Cet épais roman brasse tellement de choses qu'il est difficile de savoir par où l'aborder. Par le passé ? Une série d'épisodes apparemment déconnectés laissent deviner les affleurements d'un secret millénaire et jalousement gardé, d'un texte maudit conservé en marge des Eglises, orthodoxes ou hérétiques. Par le futur ? Au siècle prochain, le monde occidental prive l'essentiel de sa population de la lumière du jour pour en faire des Larves, vivant dans des Cocons de métal, sortes de mini-studios entassés en gigantesques pyramides. Hormis quelques privilégiés, les humains enfermés n'interagissent plus — pour le travail, pour les rencontres, pour le sexe même — qu'au travers du réseau mondial. C'est dans cet univers qu'évoluent Calvin, jeune et naïf, mais promis par son intelligence à un destin exceptionnel, et la demi-douzaine de personnages qui l'entourent, qui presque tous vont se révéler tenir un rôle beaucoup plus important que ce qui était dit au départ.

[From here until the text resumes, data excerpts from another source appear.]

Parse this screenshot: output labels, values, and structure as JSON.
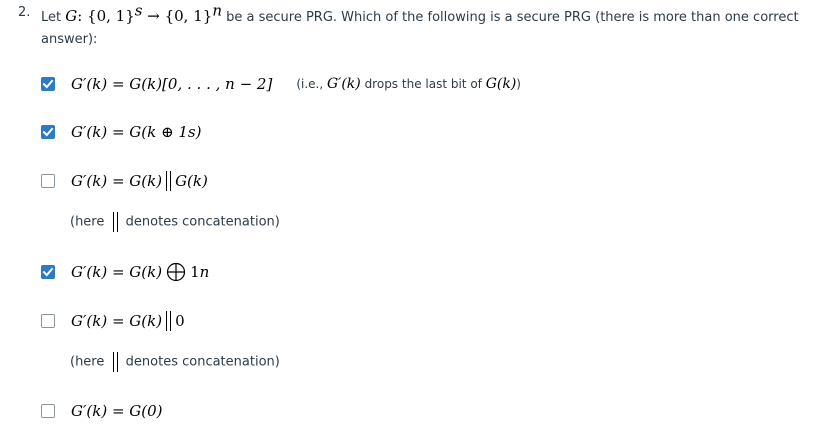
{
  "question": {
    "number": "2.",
    "lead": "Let",
    "G": "G",
    "sig": ": {0, 1}",
    "sig_sup1": "s",
    "arrow": " → {0, 1}",
    "sig_sup2": "n",
    "rest": "be a secure PRG. Which of the following is a secure PRG  (there is more than one correct answer):"
  },
  "options": [
    {
      "checked": true,
      "lhs": "G′(k) = G(k)[0, . . . , n − 2]",
      "note_pre": "(i.e., ",
      "note_m1": "G′(k)",
      "note_mid": " drops the last bit of ",
      "note_m2": "G(k)",
      "note_post": ")"
    },
    {
      "checked": true,
      "lhs": "G′(k) = G(k ⊕ 1",
      "sup": "s",
      "rhs": ")"
    },
    {
      "checked": false,
      "lhs": "G′(k) = G(k)",
      "rhs": "G(k)",
      "note_pre": "(here",
      "note_post": "denotes concatenation)"
    },
    {
      "checked": true,
      "lhs": "G′(k) = G(k)",
      "rhs": "1",
      "sup": "n"
    },
    {
      "checked": false,
      "lhs": "G′(k) = G(k)",
      "rhs": "0",
      "note_pre": "(here",
      "note_post": "denotes concatenation)"
    },
    {
      "checked": false,
      "lhs": "G′(k) = G(0)"
    }
  ],
  "colors": {
    "checkbox_checked": "#2a7ac9",
    "text": "#2d3b45"
  }
}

Quand s'ouvre l'intrigue, la belle mécanique du réseau, et de la société telle qu'organisée par le très capitaliste Pacte de Davos, semble se dérégler : plusieurs meurtres mystérieux sont commis sur des Larves dont les cocons sont restés inviolés, et un logiciel de jeux qui allait être lancé à grand renfort de publicité est instantanément piraté et mis à la disposition de tous sur le réseau. Ce qui conduit indirectement à une guerre entre les USA et la Chine. Ce n'est pas rien — mais pour Calvin, c'est beaucoup moins grave que la mort suspecte de son amie Ada, qui le conduit à soulever les masques de sa famille d'amis à distance. Et les révélations vont le mener jusqu'au grand secret.

Le roman de Truong relève sans ambiguïté de la science-fiction même si son éditeur a choisi de le publier en-dehors du genre. Par rapport aux productions des auteurs accoutumés à la SF, il pèche par ses invraisemblances ; Truong postule une évolution sociétale qui vide en une vingtaine d'années les pays occidentaux, et tout leur appareil physique de production, de leur population humaine pour la concentrer dans les Cocons. On ne voit pas très bien comment cela serait matériellement possible, mais on comprend la nécessité d'un délai aussi court pour disposer de personnages dont la jeunesse d'avant-Cocon se soit déroulée à notre époque, avec des repères familiers pour le lecteur et l'auteur.

Encore par comparaison avec un roman de SF plus ordinaire, celui-ci présente des faiblesses de construction dramatique ; ce n'est pas qu'il manque de suspense, mais je trouve un peu forcée sa façon de sauter d'une ligne dramatique à une autre, et très artificiels des dialogues qui se résument souvent à des pavés explicatifs (et sont truffés de clichés sinon, cf. par exemple les répliques qui s'échangent lors de l'embryon d'enquête policière…)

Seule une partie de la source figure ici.